Subscriptions are strong and reliable source of revenue, and according to Lougee, increases in OTT subscribers have more than made up for losses from cord-cutting in the traditional MVPD column. He added that the growth in OTT subscribers remains a large- and mid-market phenomenon which has not started to take hold in markets 100 and smaller.
Lougee declined to comment on CBS’s prediction that it will be earning two-thirds of local station retransmission consent funds, noting that he’s heard that one before, and assured the questioner that Tegna would be able to continue to grow its net retrans income.
That said, he added that he would rather have 45% of $350 million than 55% of $250 million. (TVN has done the math: $350 million times 45% equals $157.5 million; $250 million times 55% equals $137.5 million.)
Harker underscored that subscriptions will remain a major growth category, with 15% of its subscriber base up for renewal this year and another 50% coming due in 2019.
Premion, Tegna’s entry into the digital marketing universe, was expected to bank $60 million by year’s end. That number has been bumped up to $75 million. And despite Harker’s claim that most of the profit generated by the growing service is being plowed back into the business, it is expected to finish 2018 with a 10% profit margin.

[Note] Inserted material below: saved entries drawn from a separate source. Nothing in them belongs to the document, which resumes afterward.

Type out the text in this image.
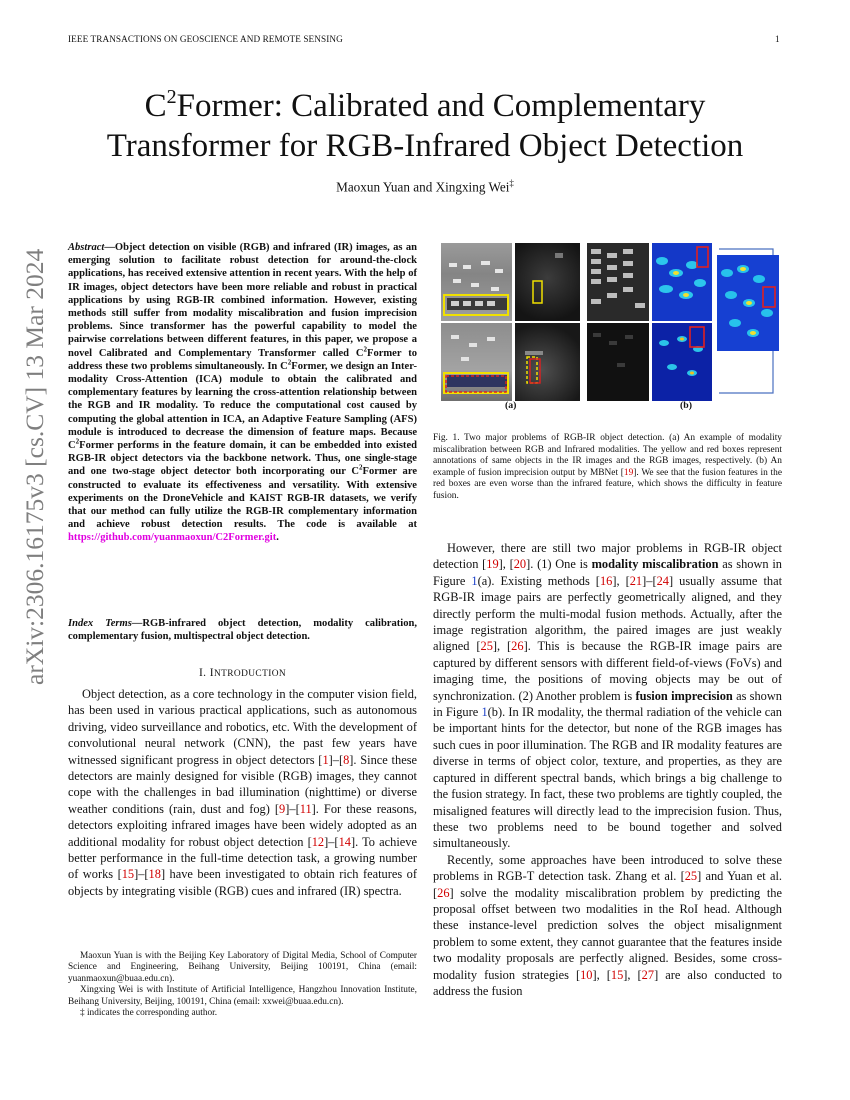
IEEE TRANSACTIONS ON GEOSCIENCE AND REMOTE SENSING	1
$C^2Former$: Calibrated and Complementary
Transformer for RGB-Infrared Object Detection
Maoxun Yuan and Xingxing Wei‡
arXiv:2306.16175v3 [cs.CV] 13 Mar 2024
Abstract—Object detection on visible (RGB) and infrared (IR) images, as an emerging solution to facilitate robust detection for around-the-clock applications, has received extensive attention in recent years. With the help of IR images, object detectors have been more reliable and robust in practical applications by using RGB-IR combined information. However, existing methods still suffer from modality miscalibration and fusion imprecision problems. Since transformer has the powerful capability to model the pairwise correlations between different features, in this paper, we propose a novel Calibrated and Complementary Transformer called $C^2Former$ to address these two problems simultaneously. In $C^2Former$, we design an Inter-modality Cross-Attention (ICA) module to obtain the calibrated and complementary features by learning the cross-attention relationship between the RGB and IR modality. To reduce the computational cost caused by computing the global attention in ICA, an Adaptive Feature Sampling (AFS) module is introduced to decrease the dimension of feature maps. Because $C^2Former$ performs in the feature domain, it can be embedded into existed RGB-IR object detectors via the backbone network. Thus, one single-stage and one two-stage object detector both incorporating our $C^2Former$ are constructed to evaluate its effectiveness and versatility. With extensive experiments on the DroneVehicle and KAIST RGB-IR datasets, we verify that our method can fully utilize the RGB-IR complementary information and achieve robust detection results. The code is available at https://github.com/yuanmaoxun/C2Former.git.
Index Terms—RGB-infrared object detection, modality calibration, complementary fusion, multispectral object detection.
I. INTRODUCTION

Object detection, as a core technology in the computer vision field, has been used in various practical applications, such as autonomous driving, video surveillance and robotics, etc. With the development of convolutional neural network (CNN), the past few years have witnessed significant progress in object detectors [1]–[8]. Since these detectors are mainly designed for visible (RGB) images, they cannot cope with the challenges in bad illumination (nighttime) or diverse weather conditions (rain, dust and fog) [9]–[11]. For these reasons, detectors exploiting infrared images have been widely adopted as an additional modality for robust object detection [12]–[14]. To achieve better performance in the full-time detection task, a growing number of works [15]–[18] have been investigated to obtain rich features of objects by integrating visible (RGB) cues and infrared (IR) spectra.

Maoxun Yuan is with the Beijing Key Laboratory of Digital Media, School of Computer Science and Engineering, Beihang University, Beijing 100191, China (email: yuanmaoxun@buaa.edu.cn).

Xingxing Wei is with Institute of Artificial Intelligence, Hangzhou Innovation Institute, Beihang University, Beijing, 100191, China (email: xxwei@buaa.edu.cn).

‡ indicates the corresponding author.

(a)	(b)
Fig. 1. Two major problems of RGB-IR object detection. (a) An example of modality miscalibration between RGB and Infrared modalities. The yellow and red boxes represent annotations of same objects in the IR images and the RGB images, respectively. (b) An example of fusion imprecision output by MBNet [19]. We see that the fusion features in the red boxes are even worse than the infrared feature, which shows the difficulty in feature fusion.

However, there are still two major problems in RGB-IR object detection [19], [20]. (1) One is modality miscalibration as shown in Figure 1(a). Existing methods [16], [21]–[24] usually assume that RGB-IR image pairs are perfectly geometrically aligned, and they directly perform the multi-modal fusion methods. Actually, after the image registration algorithm, the paired images are just weakly aligned [25], [26]. This is because the RGB-IR image pairs are captured by different sensors with different field-of-views (FoVs) and imaging time, the positions of moving objects may be out of synchronization. (2) Another problem is fusion imprecision as shown in Figure 1(b). In IR modality, the thermal radiation of the vehicle can be important hints for the detector, but none of the RGB images has such cues in poor illumination. The RGB and IR modality features are diverse in terms of object color, texture, and properties, as they are captured in different spectral bands, which brings a big challenge to the fusion strategy. In fact, these two problems are tightly coupled, the misaligned features will directly lead to the imprecision fusion. Thus, these two problems need to be bound together and solved simultaneously.

Recently, some approaches have been introduced to solve these problems in RGB-T detection task. Zhang et al. [25] and Yuan et al. [26] solve the modality miscalibration problem by predicting the proposal offset between two modalities in the RoI head. Although these instance-level prediction solves the object misalignment problem to some extent, they cannot guarantee that the features inside two modality proposals are perfectly aligned. Besides, some cross-modality fusion strategies [10], [15], [27] are also conducted to address the fusion
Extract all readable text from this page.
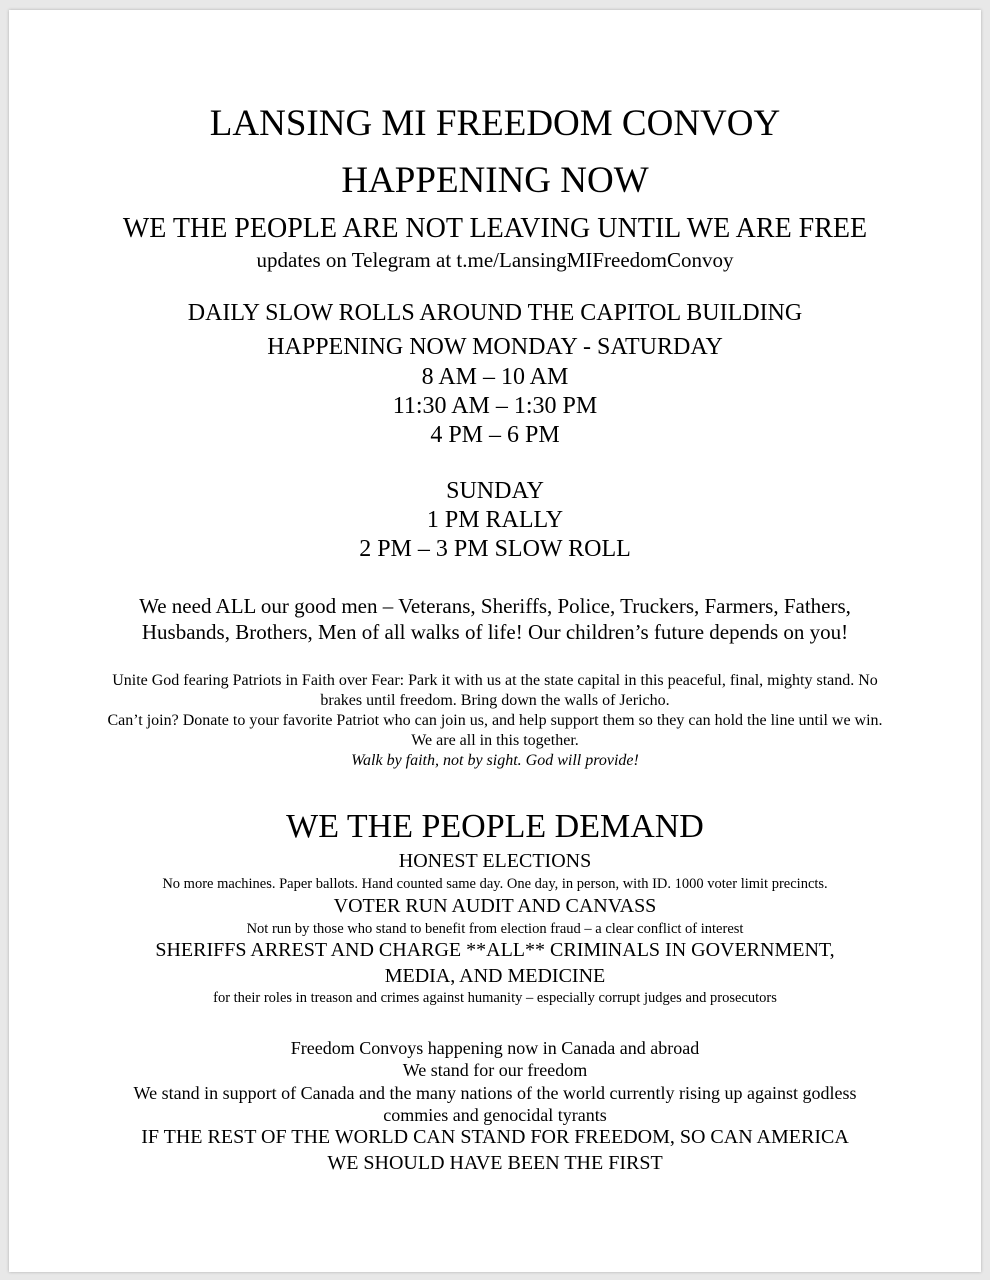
LANSING MI FREEDOM CONVOY
HAPPENING NOW
WE THE PEOPLE ARE NOT LEAVING UNTIL WE ARE FREE
updates on Telegram at t.me/LansingMIFreedomConvoy
DAILY SLOW ROLLS AROUND THE CAPITOL BUILDING
HAPPENING NOW MONDAY - SATURDAY
8 AM – 10 AM
11:30 AM – 1:30 PM
4 PM – 6 PM
SUNDAY
1 PM RALLY
2 PM – 3 PM SLOW ROLL
We need ALL our good men – Veterans, Sheriffs, Police, Truckers, Farmers, Fathers,
Husbands, Brothers, Men of all walks of life! Our children’s future depends on you!
Unite God fearing Patriots in Faith over Fear: Park it with us at the state capital in this peaceful, final, mighty stand. No brakes until freedom. Bring down the walls of Jericho.
Can’t join? Donate to your favorite Patriot who can join us, and help support them so they can hold the line until we win. We are all in this together.
Walk by faith, not by sight. God will provide!
WE THE PEOPLE DEMAND
HONEST ELECTIONS
No more machines. Paper ballots. Hand counted same day. One day, in person, with ID. 1000 voter limit precincts.
VOTER RUN AUDIT AND CANVASS
Not run by those who stand to benefit from election fraud – a clear conflict of interest
SHERIFFS ARREST AND CHARGE **ALL** CRIMINALS IN GOVERNMENT,
MEDIA, AND MEDICINE
for their roles in treason and crimes against humanity – especially corrupt judges and prosecutors
Freedom Convoys happening now in Canada and abroad
We stand for our freedom
We stand in support of Canada and the many nations of the world currently rising up against godless commies and genocidal tyrants
IF THE REST OF THE WORLD CAN STAND FOR FREEDOM, SO CAN AMERICA
WE SHOULD HAVE BEEN THE FIRST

Tegna reports all political revenue generated by the company as a separate category, so the Premion numbers do not include any revenue from that stream. As yet, said Lougee, the company has no idea what how much political will be spent with Premion, but he suspects the number will increase as activity gets hot and heavy at the end of the campaign period.
As for the advertising collusion case brought by Clayton, Massey & Associates against Tegna, Sinclair, Nexstar, Tribune, Gray and Hearst, Lougee said: “The allegations in that complaint are completely meritless and we will defend ourselves vigorously.”